Outils d’IA et plateformes de distribution
Avi Bar-Zeev encourage les entreprises d’IA générative à proposer une formule du type «révéler la provenance, attribuer le crédit et payer les droits». Mais la grande question demeure: le feront-elles ? En cour, OpenAI a déjà affirmé «qu’il serait impossible aujourd’hui d’entraîner les meilleurs modèles d’IA sans utiliser de matériel protégé par des droits d’auteur.» Quand on lui a demandé si son entreprise cherchait à obtenir un consentement avant d’utiliser les œuvres d’artistes vivants ou encore des œuvres protégées par des droits d’auteur, le fondateur de Midjourney, David Holz a répondu non.
«Tous les collaborateurs devraient s’entendre sur les modalités d’un contrat établissant leur propriété et leur gouvernance respectives en regard de leur travail. Mais à partir du moment où on se sert de l’IA, ce sont les Conditions d’utilisation de la plateforme d’IA qui régissent l’utilisation du produit généré par l’IA, rappelle Sam Posner. La question la plus importante sera celle de la propriété : les contenus produits par l’IA appartiendront soit aux humains ayant utilisé les outils génératifs, soit à la plateforme d’IA, soit aux deux conjointement. »

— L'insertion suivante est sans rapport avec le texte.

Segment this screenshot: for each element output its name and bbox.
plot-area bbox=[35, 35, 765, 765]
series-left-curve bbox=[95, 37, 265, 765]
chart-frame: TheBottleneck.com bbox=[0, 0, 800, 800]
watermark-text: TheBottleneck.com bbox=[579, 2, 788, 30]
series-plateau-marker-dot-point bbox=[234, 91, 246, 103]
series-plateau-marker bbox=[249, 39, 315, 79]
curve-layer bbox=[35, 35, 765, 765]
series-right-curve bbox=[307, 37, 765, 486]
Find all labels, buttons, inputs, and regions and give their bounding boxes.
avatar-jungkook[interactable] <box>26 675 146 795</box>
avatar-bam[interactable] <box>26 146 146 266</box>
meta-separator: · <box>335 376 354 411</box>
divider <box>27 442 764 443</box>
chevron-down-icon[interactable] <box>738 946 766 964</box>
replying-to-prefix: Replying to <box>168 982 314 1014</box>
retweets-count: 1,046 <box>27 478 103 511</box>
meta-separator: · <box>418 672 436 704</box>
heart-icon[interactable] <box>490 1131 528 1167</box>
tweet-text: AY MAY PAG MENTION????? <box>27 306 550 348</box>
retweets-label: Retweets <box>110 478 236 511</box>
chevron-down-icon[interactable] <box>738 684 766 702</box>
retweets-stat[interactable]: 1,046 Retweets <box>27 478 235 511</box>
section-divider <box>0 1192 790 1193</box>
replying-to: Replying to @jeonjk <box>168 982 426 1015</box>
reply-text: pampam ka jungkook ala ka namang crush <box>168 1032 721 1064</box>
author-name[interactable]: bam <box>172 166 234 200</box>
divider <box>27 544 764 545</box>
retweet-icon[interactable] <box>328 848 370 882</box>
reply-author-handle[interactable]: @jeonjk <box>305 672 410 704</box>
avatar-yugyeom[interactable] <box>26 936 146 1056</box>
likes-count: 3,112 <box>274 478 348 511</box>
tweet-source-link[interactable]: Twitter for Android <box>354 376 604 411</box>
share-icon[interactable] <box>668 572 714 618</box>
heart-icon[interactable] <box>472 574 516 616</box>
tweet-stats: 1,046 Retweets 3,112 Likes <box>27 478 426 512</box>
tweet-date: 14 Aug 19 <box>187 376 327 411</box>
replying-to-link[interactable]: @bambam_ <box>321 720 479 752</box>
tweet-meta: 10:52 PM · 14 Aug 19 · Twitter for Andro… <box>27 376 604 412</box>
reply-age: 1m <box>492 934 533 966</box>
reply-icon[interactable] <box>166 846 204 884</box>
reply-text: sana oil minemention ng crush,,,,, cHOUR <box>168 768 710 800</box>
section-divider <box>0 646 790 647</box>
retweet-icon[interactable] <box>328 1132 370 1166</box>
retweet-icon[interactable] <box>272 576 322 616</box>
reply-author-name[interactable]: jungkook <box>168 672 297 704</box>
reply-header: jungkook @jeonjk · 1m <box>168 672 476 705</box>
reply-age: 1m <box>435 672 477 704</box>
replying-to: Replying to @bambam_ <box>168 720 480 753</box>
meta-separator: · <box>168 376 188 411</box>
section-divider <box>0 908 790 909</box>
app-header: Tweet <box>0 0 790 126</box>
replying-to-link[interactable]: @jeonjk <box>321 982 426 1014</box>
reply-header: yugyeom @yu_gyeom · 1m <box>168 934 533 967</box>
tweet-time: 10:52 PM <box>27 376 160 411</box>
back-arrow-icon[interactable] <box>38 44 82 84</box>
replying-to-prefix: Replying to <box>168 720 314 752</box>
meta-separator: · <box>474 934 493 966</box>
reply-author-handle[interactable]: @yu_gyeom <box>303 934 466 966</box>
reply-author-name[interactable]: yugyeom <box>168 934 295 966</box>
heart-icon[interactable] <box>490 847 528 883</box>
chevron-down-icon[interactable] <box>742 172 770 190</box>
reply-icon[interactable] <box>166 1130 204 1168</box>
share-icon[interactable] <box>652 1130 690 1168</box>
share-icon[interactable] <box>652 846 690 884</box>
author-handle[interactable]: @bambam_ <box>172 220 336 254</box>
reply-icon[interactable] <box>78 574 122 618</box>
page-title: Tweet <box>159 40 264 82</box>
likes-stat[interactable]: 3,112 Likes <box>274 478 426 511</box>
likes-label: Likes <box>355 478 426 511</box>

«Les humains qui utilisent l’IA devraient également se demander s’il est possible pour l’IA de générer du contenu qui n’empiète pas sur la propriété intellectuelle d’une tierce partie, suggère Sam Posner. C’est une question qu’on se pose déjà par rapport au matériel créé sans la participation de l’IA, mais l’avènement de cette dernière n’a pas amélioré les choses. Pour avoir la certitude de ne pas empiéter sur la propriété intellectuelle, il faudrait que l’IA connaisse les registres et les enregistrements de PI de partout dans le monde. Et à cela s’ajoute le fait que ce n’est pas toute la PI qui doit être enregistrée pour être valide et applicable. C’est le cas, par exemple, des droits d’auteur. Alors à moins que les lois changent pour exiger que les droits d’auteur soient enregistrés, il existera un risque qu’une personne ait eu une idée avant l’IA (preuve à l’appui) et que l’IA se soit servie de ce matériel sans autorisation (un permis). En fait, peut-être faut-il se demander s’il est possible que l’IA parvienne à déterminer quels types d’utilisations de matériel protégé (par les droits d’auteur ou une marque déposée) seraient défendables d’un point de vue juridique.»